Un conto è recuperare i racconti, le leggende, le storie del passato per darne un’interpretazione  socio-antropologica. Sempre utile ed interessante per capire l’animo umano e la società, così come  ci hanno insegnato Adorno e de Martino con i fondamenti dell’antropologia culturale. Diverso  è insistere su stereotipi e luoghi comuni per alimentare fantasmi e paure, improponibili  nel moderno Piemonte del terzo millennio.  Non è assolutamente vero che il lupo attacca  gli esseri umani addirittura al pari delle pecore. Il lupo è così timido e riservato da tenersi ben lontano dalla nostra specie. E’ un miracolo vederlo.Con questo  modo di pensare si  continua a  considerare  pericoloso per gli umani un animale come il lupo, sebbene in questi anni non ci sia mai stato nelle Alpi nessun caso di attacco alle  persone. Una valutazione difficile da accettare  visto che quotidianamente conviviamo con rischi sia in casa che all’aperto,  tanto enormi quanto incompresi. Percepire la giusta dimensione del rischio e convincere gli altri a farlo, credo sia un impegno minimo per un paese civile.

 Il lupo non è né buono né cattivo, è un animale come un altro. Probabilmente se lo si conoscesse un po’ di più e si studiassero i dati che abbiamo a disposizione (Progetto Lupo Regione Piemonte), si eviterebbero tante sciocchezze. A partire dal 1999 il numero di branchi di lupo presenti sul territorio regionale è aumentato e di conseguenza è cresciuto anche il numero di attacchi al bestiame domestico, pur non in maniera proporzionale.

Esiste una scienza  che ci aiuta a conoscere il comportamento degli animali :  l’etologia. A questa dovremmo affidarci quando vogliamo seriamente parlare di animali, siano essi lupi o cani domestici o quant’altro del regno animale. A partire dalle conoscenze scientifiche dovremmo  iniziare a costruire  una seria strategia per rendere  possibile  una convivenza con il ritorno del lupo.

Anche se modesto, è innegabile il pericolo per le greggi, e  su questo rischio occorre intervenire. Allo stresso modo occorre comprendere il forte patimento dei pastori “onesti” colpiti. Non capire la sofferenza per un gregge distrutto è da sconsiderati, ma la risposta deve essere “di testa”, non “di pancia”.

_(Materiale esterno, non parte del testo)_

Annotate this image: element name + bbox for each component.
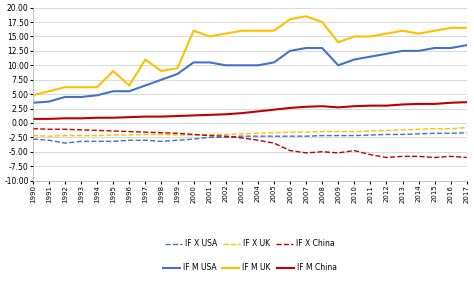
Legend: IF M USA, IF M UK, IF M China: IF M USA, IF M UK, IF M China <box>160 261 340 276</box>
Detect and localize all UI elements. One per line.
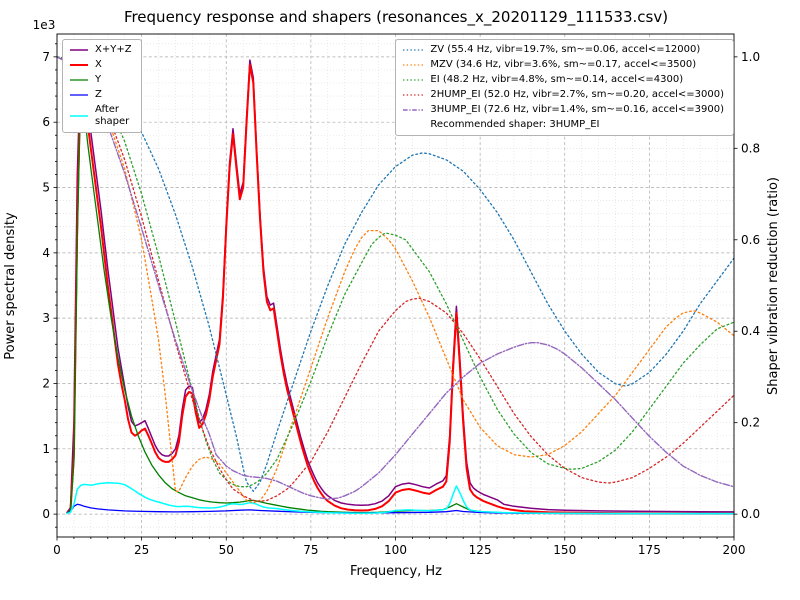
legend-footer: Recommended shaper: 3HUMP_EI [402, 119, 724, 131]
x-tick-label: 50 [219, 543, 234, 557]
legend-entry: X [69, 59, 132, 71]
left-y-tick-label: 7 [42, 50, 50, 64]
legend-line-sample [403, 64, 424, 66]
left-y-tick-label: 1 [42, 442, 50, 456]
x-tick-label: 100 [384, 543, 407, 557]
left-axis-offset-text: 1e3 [33, 18, 56, 32]
legend-entry: EI (48.2 Hz, vibr=4.8%, sm~=0.14, accel<… [402, 74, 724, 86]
right-y-tick-label: 1.0 [741, 50, 760, 64]
legend-entry: ZV (55.4 Hz, vibr=19.7%, sm~=0.06, accel… [402, 44, 724, 56]
series-3hump_ei [57, 56, 734, 500]
right-y-tick-label: 0.0 [741, 507, 760, 521]
legend-entry: X+Y+Z [69, 44, 132, 56]
series-lines [57, 56, 734, 515]
legend-line-sample [70, 79, 88, 81]
legend-label: 3HUMP_EI (72.6 Hz, vibr=1.4%, sm~=0.16, … [430, 104, 724, 115]
legend-entry: MZV (34.6 Hz, vibr=3.6%, sm~=0.17, accel… [402, 59, 724, 71]
psd-legend: X+Y+Z X Y Z After shaper [62, 39, 142, 133]
series-mzv [57, 56, 734, 504]
legend-label: After shaper [95, 104, 130, 127]
x-tick-label: 125 [469, 543, 492, 557]
series-y [66, 88, 734, 515]
series-z [66, 503, 734, 515]
x-tick-label: 0 [53, 543, 61, 557]
legend-label: ZV (55.4 Hz, vibr=19.7%, sm~=0.06, accel… [430, 44, 701, 55]
right-y-tick-label: 0.6 [741, 233, 760, 247]
left-y-tick-label: 5 [42, 181, 50, 195]
series-ei [57, 56, 734, 488]
recommended-shaper-text: Recommended shaper: 3HUMP_EI [430, 119, 600, 130]
ticks [53, 43, 738, 541]
x-tick-label: 25 [134, 543, 149, 557]
legend-line-sample [403, 79, 424, 81]
left-y-tick-label: 0 [42, 507, 50, 521]
legend-entry: 2HUMP_EI (52.0 Hz, vibr=2.7%, sm~=0.20, … [402, 89, 724, 101]
series-2hump_ei [57, 56, 734, 502]
tick-labels: 0 25 50 75 100 125 150 175 200 0 1 2 3 4 5 6 7 0.0 0.2 0.4 0… [42, 50, 760, 557]
legend-line-sample [403, 49, 424, 51]
left-y-axis-label: Power spectral density [3, 212, 18, 360]
x-tick-label: 150 [553, 543, 576, 557]
legend-entry: 3HUMP_EI (72.6 Hz, vibr=1.4%, sm~=0.16, … [402, 104, 724, 116]
right-y-tick-label: 0.2 [741, 416, 760, 430]
left-y-tick-label: 3 [42, 311, 50, 325]
legend-entry: After shaper [69, 104, 132, 128]
legend-footer-spacer [402, 125, 424, 126]
legend-line-sample [70, 94, 88, 96]
legend-label: EI (48.2 Hz, vibr=4.8%, sm~=0.14, accel<… [430, 74, 684, 85]
left-y-tick-label: 4 [42, 246, 50, 260]
legend-entry: Z [69, 89, 132, 101]
legend-label: Z [95, 89, 102, 100]
shaper-legend: ZV (55.4 Hz, vibr=19.7%, sm~=0.06, accel… [395, 39, 734, 136]
legend-label: X [95, 59, 102, 70]
left-y-tick-label: 6 [42, 115, 50, 129]
series-x [66, 63, 734, 515]
right-y-tick-label: 0.8 [741, 141, 760, 155]
legend-label: Y [95, 74, 102, 85]
legend-label: MZV (34.6 Hz, vibr=3.6%, sm~=0.17, accel… [430, 59, 697, 70]
legend-line-sample [70, 49, 88, 51]
chart-title: Frequency response and shapers (resonanc… [124, 8, 668, 27]
legend-line-sample [403, 109, 424, 111]
series-zv [57, 56, 734, 492]
legend-label: 2HUMP_EI (52.0 Hz, vibr=2.7%, sm~=0.20, … [430, 89, 724, 100]
legend-entry: Y [69, 74, 132, 86]
legend-label: X+Y+Z [95, 44, 132, 55]
legend-line-sample [70, 64, 88, 66]
x-tick-label: 75 [303, 543, 318, 557]
series-after-shaper [66, 482, 734, 515]
legend-line-sample [70, 115, 88, 117]
left-y-tick-label: 2 [42, 376, 50, 390]
x-axis-label: Frequency, Hz [350, 564, 442, 579]
right-y-tick-label: 0.4 [741, 324, 760, 338]
x-tick-label: 175 [638, 543, 661, 557]
legend-line-sample [403, 94, 424, 96]
right-y-axis-label: Shaper vibration reduction (ratio) [766, 177, 781, 395]
x-tick-label: 200 [723, 543, 746, 557]
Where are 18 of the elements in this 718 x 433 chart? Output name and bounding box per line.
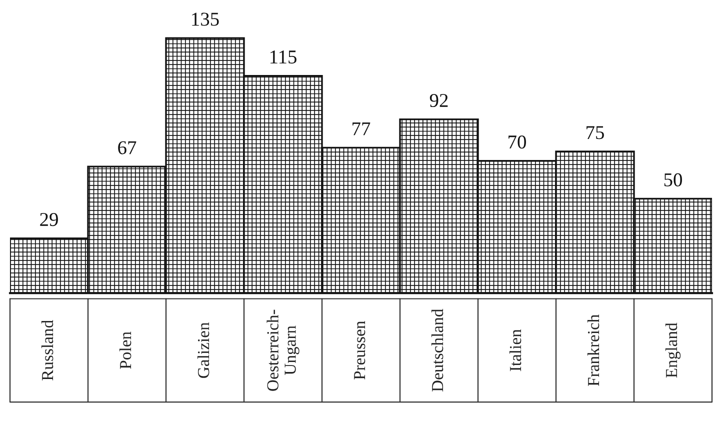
data-label: 115 <box>270 50 296 64</box>
x-tick-label: Preussen <box>354 321 366 380</box>
data-label: 29 <box>40 212 58 226</box>
data-label: 77 <box>352 122 370 136</box>
data-label: 67 <box>118 141 136 154</box>
x-tick-label: England <box>665 322 681 378</box>
x-tick-label: Oesterreich- Ungarn <box>266 310 300 391</box>
x-tick-label: Frankreich <box>587 314 600 386</box>
x-tick-label: Italien <box>509 329 522 372</box>
x-tick-label: Deutschland <box>431 308 444 392</box>
x-tick-label: Galizien <box>197 322 210 378</box>
data-label: 135 <box>192 12 219 26</box>
data-label: 92 <box>430 94 448 108</box>
x-tick-label: Polen <box>119 332 132 369</box>
x-tick-label: Russland <box>41 320 54 380</box>
data-label: 50 <box>664 173 682 186</box>
data-label: 75 <box>586 126 604 140</box>
data-label: 70 <box>508 135 526 149</box>
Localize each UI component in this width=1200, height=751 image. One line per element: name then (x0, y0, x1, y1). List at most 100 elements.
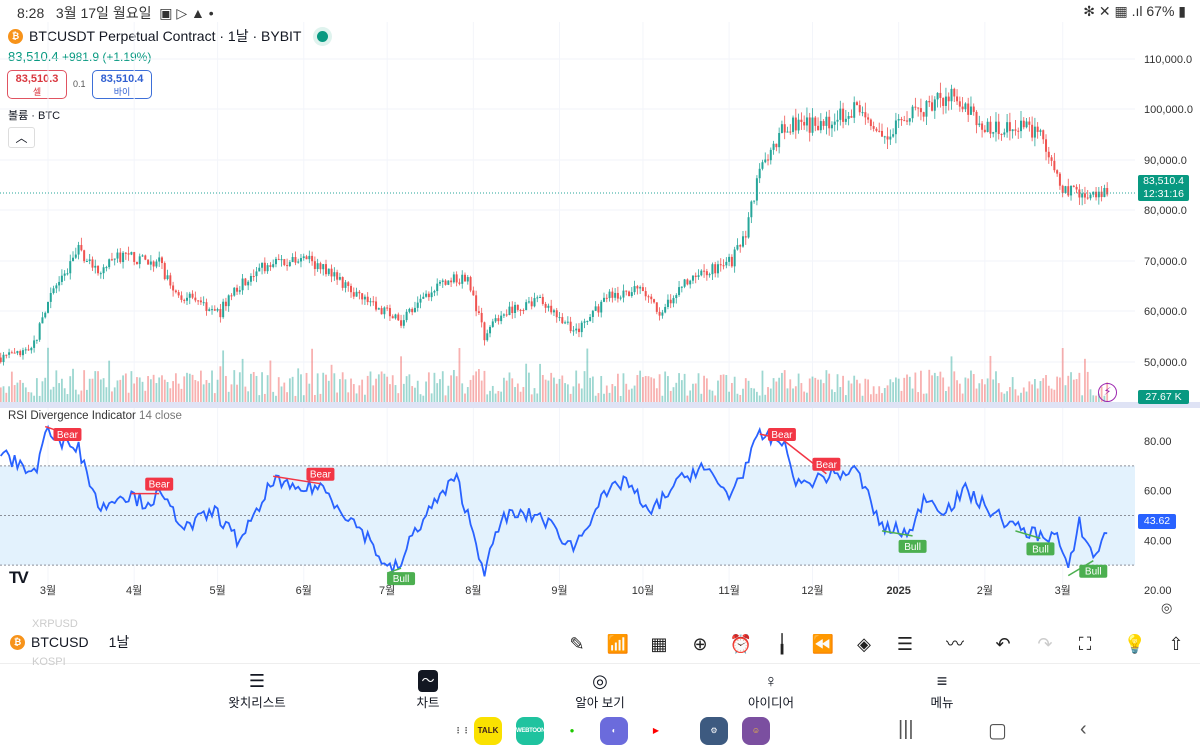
volume-bar (213, 393, 216, 402)
back-icon[interactable]: ‹ (1080, 718, 1087, 740)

Occorre intervenire rafforzando quei  progetti  utili ad affrontare  i reali problemi  dovuti al ritorno del lupo nei pascoli montani. Progetti che realizzino monitoraggi continui sul territorio regionale, sui danni verso gli animali domestici. Sono da sostenere le attività di prevenzione, gestione, con team di veterinari come supporto  agli allevatori, insieme a strumenti normativi per un rapido rimborso dei danni subiti. Non ultimi i  premi per gli allevatori virtuosi che gestiscono il pascolo con buone pratiche.

Attività come queste sono contemplate nell’ottimo progetto del Parco Regionale delle Alpi Marittime, che la Regione Piemonte, con poca lungimiranza, ha pensato di troncare interrompendo i finanziamenti  dal 1° gennaio 2012. Un altro progetto importante, per dimensioni e per risultati è il Life WOLFNET , promosso dai parchi dell’Appenino insieme a Legambiente. Due esempi da seguire  e sostenere se si vuole effettivamente il bene della montagna e dei montanari.

In ultimo non va dimenticato che,  laddove c’è la capacità di reggere la sfida della convivenza con il lupo, possono sorgere  nuove e forti  opportunità economiche. Un territorio che tra le sue offerte turistiche sa anche offrire e comunicare la possibilità di incontri con animali selvatici così affascinanti  come il lupo,  non può che trarne giovamento. La dimostrazione concreta è il bellissimo centro faunistico Uomini e Lupi di Entracque che in due anni di attività ha registrato più di 40 mila visitatori. Una potenzialità economica in più per il territorio montano, sarebbe sciocco disdegnarla in un periodo di crisi come questo.